« Nous appelons Emmanuel Macron à soutenir le dispositif My Voice, My Choice qui garantirait le droit à l’avortement en Europe »
Un collectif d’artistes, d’écrivaines, de chercheuses et de militantes appelle le président de la République à soutenir le dispositif examiné par la Commission européenne d’ici au 25 février. Il doit permettre aux Européennes qui n’ont pas accès à l’avortement dans leur pays de se rendre dans un autre Etat membre volontaire pour y avoir recours..
Un collectif de plus de 1,2 million d’Européennes et Européens, composé d’artistes, d’écrivaines, de sportives, de chercheuses et de militantes, demande à Emmanuel Macron, président de la République française, de soutenir officiellement le dispositif My Voice, My Choice [Ma voix, mon choix]. Cette initiative citoyenne européenne vise à garantir l’accès à l’avortement pour toutes les personnes résidant dans l’Union européenne (UE), quel que soit leur pays d’origine. Le collectif souligne que cette mesure répondrait à une exigence de justice sociale en assurant l’égalité d’accès à l’avortement, indépendamment des ressources financières des individus.
My Voice, My Choice est une proposition législative européenne conçue pour permettre aux 20 millions de personnes en Europe qui ne peuvent pas avorter dans leur pays de se rendre dans un autre État membre où l’interruption volontaire de grossesse (IVG) est légale et sécurisée. Ce dispositif introduirait un mécanisme financier européen couvrant les frais liés à l’avortement, actuellement à la charge des patientes. L’objectif est de rendre l’IVG accessible, sûre et légale pour toutes, en s’appuyant sur les législations nationales des pays volontaires. Cette initiative pourrait devenir l’une des avancées les plus significatives en matière de santé sexuelle et reproductive au sein de l’UE.

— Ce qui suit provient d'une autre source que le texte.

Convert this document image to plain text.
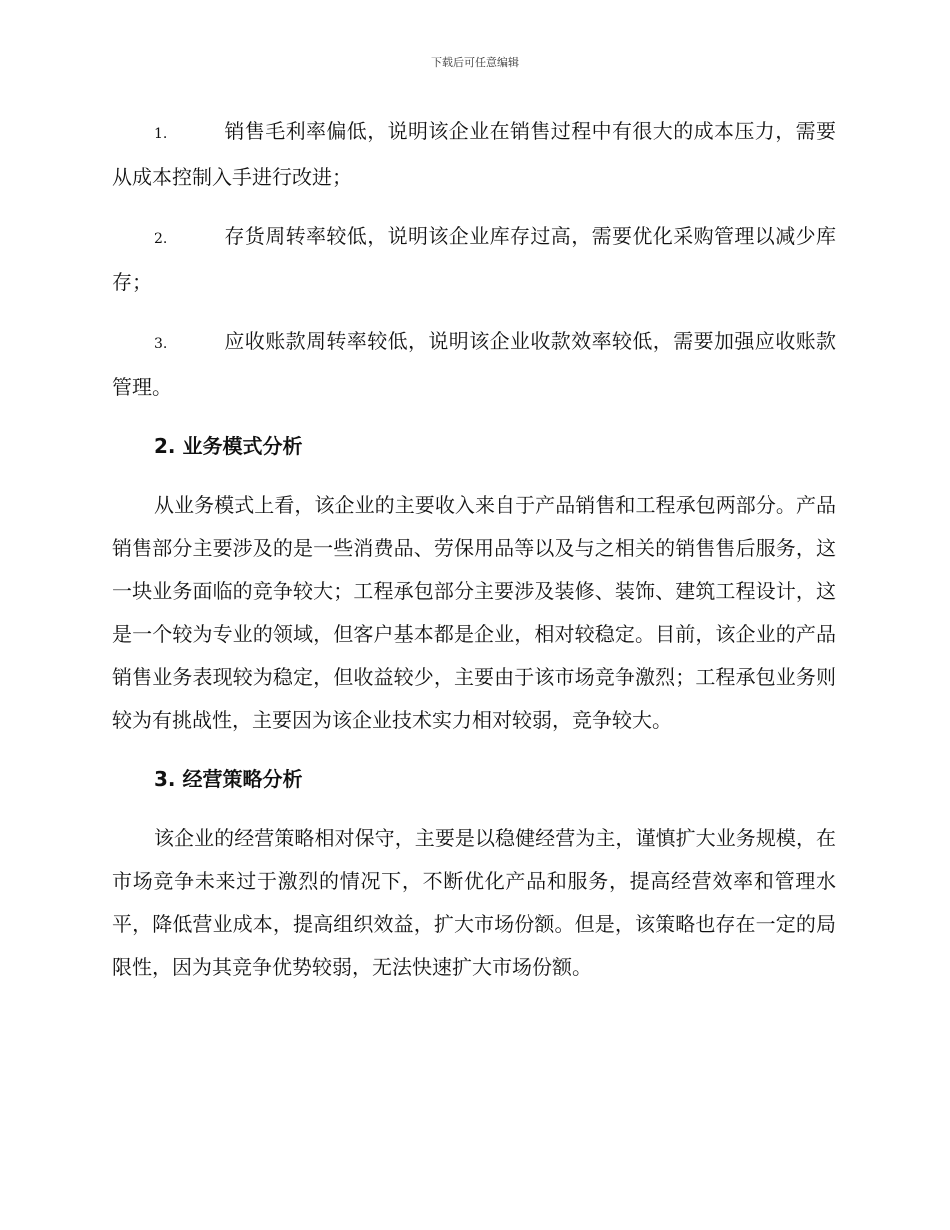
下载后可任意编辑

1.	销售毛利率偏低，说明该企业在销售过程中有很大的成本压力，需要从成本控制入手进行改进；

2.	存货周转率较低，说明该企业库存过高，需要优化采购管理以减少库存；

3.	应收账款周转率较低，说明该企业收款效率较低，需要加强应收账款管理。

2. 业务模式分析

从业务模式上看，该企业的主要收入来自于产品销售和工程承包两部分。产品销售部分主要涉及的是一些消费品、劳保用品等以及与之相关的销售售后服务，这一块业务面临的竞争较大；工程承包部分主要涉及装修、装饰、建筑工程设计，这是一个较为专业的领域，但客户基本都是企业，相对较稳定。目前，该企业的产品销售业务表现较为稳定，但收益较少，主要由于该市场竞争激烈；工程承包业务则较为有挑战性，主要因为该企业技术实力相对较弱，竞争较大。

3. 经营策略分析

该企业的经营策略相对保守，主要是以稳健经营为主，谨慎扩大业务规模，在市场竞争未来过于激烈的情况下，不断优化产品和服务，提高经营效率和管理水平，降低营业成本，提高组织效益，扩大市场份额。但是，该策略也存在一定的局限性，因为其竞争优势较弱，无法快速扩大市场份额。
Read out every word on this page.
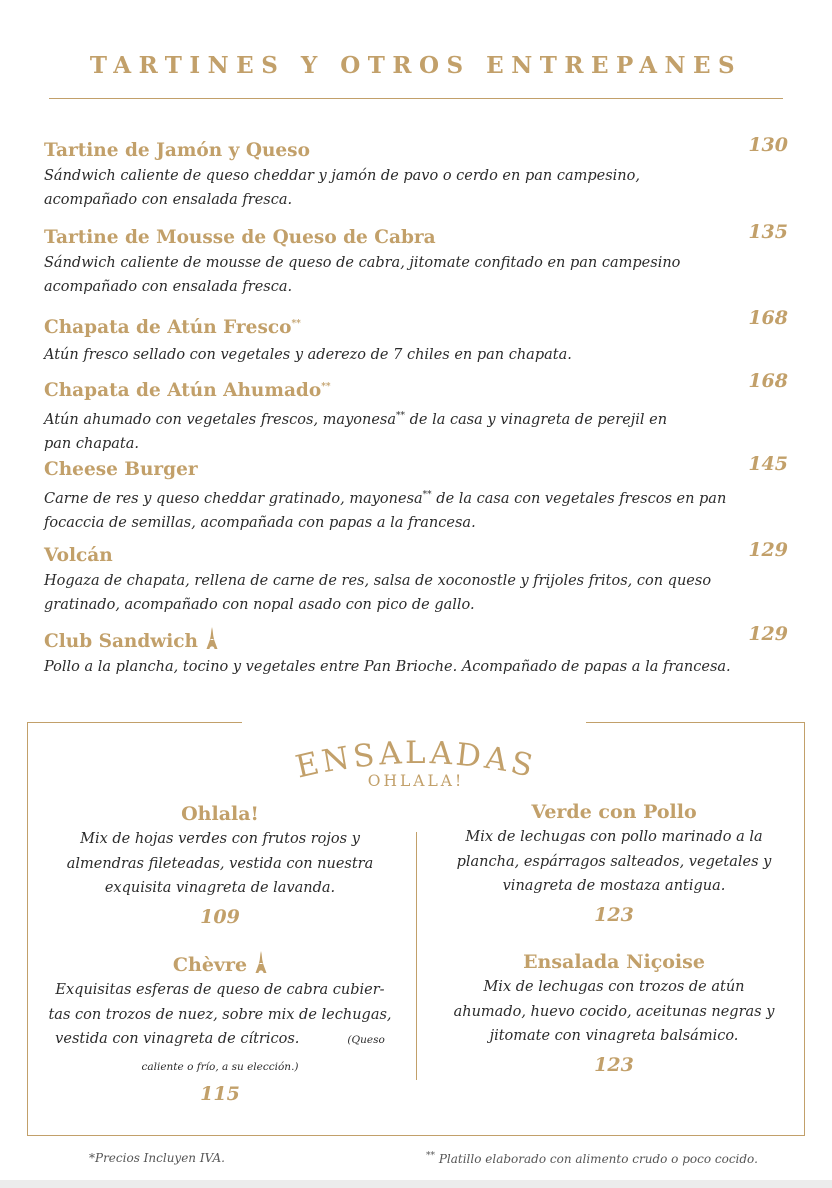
TARTINES Y OTROS ENTREPANES
Tartine de Jamón y Queso	130
Sándwich caliente de queso cheddar y jamón de pavo o cerdo en pan campesino,
acompañado con ensalada fresca.
Tartine de Mousse de Queso de Cabra	135
Sándwich caliente de mousse de queso de cabra, jitomate confitado en pan campesino
acompañado con ensalada fresca.
Chapata de Atún Fresco**	168
Atún fresco sellado con vegetales y aderezo de 7 chiles en pan chapata.
Chapata de Atún Ahumado**	168
Atún ahumado con vegetales frescos, mayonesa** de la casa y vinagreta de perejil en
pan chapata.
Cheese Burger	145
Carne de res y queso cheddar gratinado, mayonesa** de la casa con vegetales frescos en pan
focaccia de semillas, acompañada con papas a la francesa.
Volcán	129
Hogaza de chapata, rellena de carne de res, salsa de xoconostle y frijoles fritos, con queso
gratinado, acompañado con nopal asado con pico de gallo.
Club Sandwich	129
Pollo a la plancha, tocino y vegetales entre Pan Brioche. Acompañado de papas a la francesa.
ENSALADAS
OHLALA!
Ohlala!
Mix de hojas verdes con frutos rojos y
almendras fileteadas, vestida con nuestra
exquisita vinagreta de lavanda.
109
Verde con Pollo
Mix de lechugas con pollo marinado a la
plancha, espárragos salteados, vegetales y
vinagreta de mostaza antigua.
123
Chèvre
Exquisitas esferas de queso de cabra cubier-
tas con trozos de nuez, sobre mix de lechugas,
vestida con vinagreta de cítricos.	(Queso
caliente o frío, a su elección.)
115
Ensalada Niçoise
Mix de lechugas con trozos de atún
ahumado, huevo cocido, aceitunas negras y
jitomate con vinagreta balsámico.
123
*Precios Incluyen IVA.	** Platillo elaborado con alimento crudo o poco cocido.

L’accès à l’avortement varie considérablement selon les pays européens. À Malte, l’IVG n’est autorisée qu’en cas de danger vital pour la mère ou de non-viabilité du fœtus. En Pologne, bien que légalement possible en cas de viol ou de risque pour la vie de la mère, les praticiens refusent souvent de pratiquer l’avortement par crainte de sanctions. En Hongrie, les femmes sont contraintes d’écouter les battements de cœur du fœtus avant une IVG. En Italie, 70 % des médecins invoquent l’objection de conscience pour refuser de réaliser des IVG, et les groupes anti-avortement ont désormais accès aux centres de consultation familiale. Ces disparités illustrent les obstacles persistants à l’accès à l’avortement en Europe.
Au-delà d’une question de santé publique, le dispositif *My Voice, My Choice* porte une dimension de justice sociale. Il vise à garantir l’universalité des droits humains en permettant à toutes les personnes de bénéficier d’un avortement légal et sécurisé, sans discrimination liée à leur situation financière ou à leur lieu de résidence. Cette initiative réaffirme le principe selon lequel l’accès à l’IVG doit être un droit fondamental, protégé et accessible à toutes, indépendamment des inégalités entre les pays européens. Le collectif met en avant l’urgence d’agir pour corriger ces disparités et renforcer la protection des droits des femmes en Europe.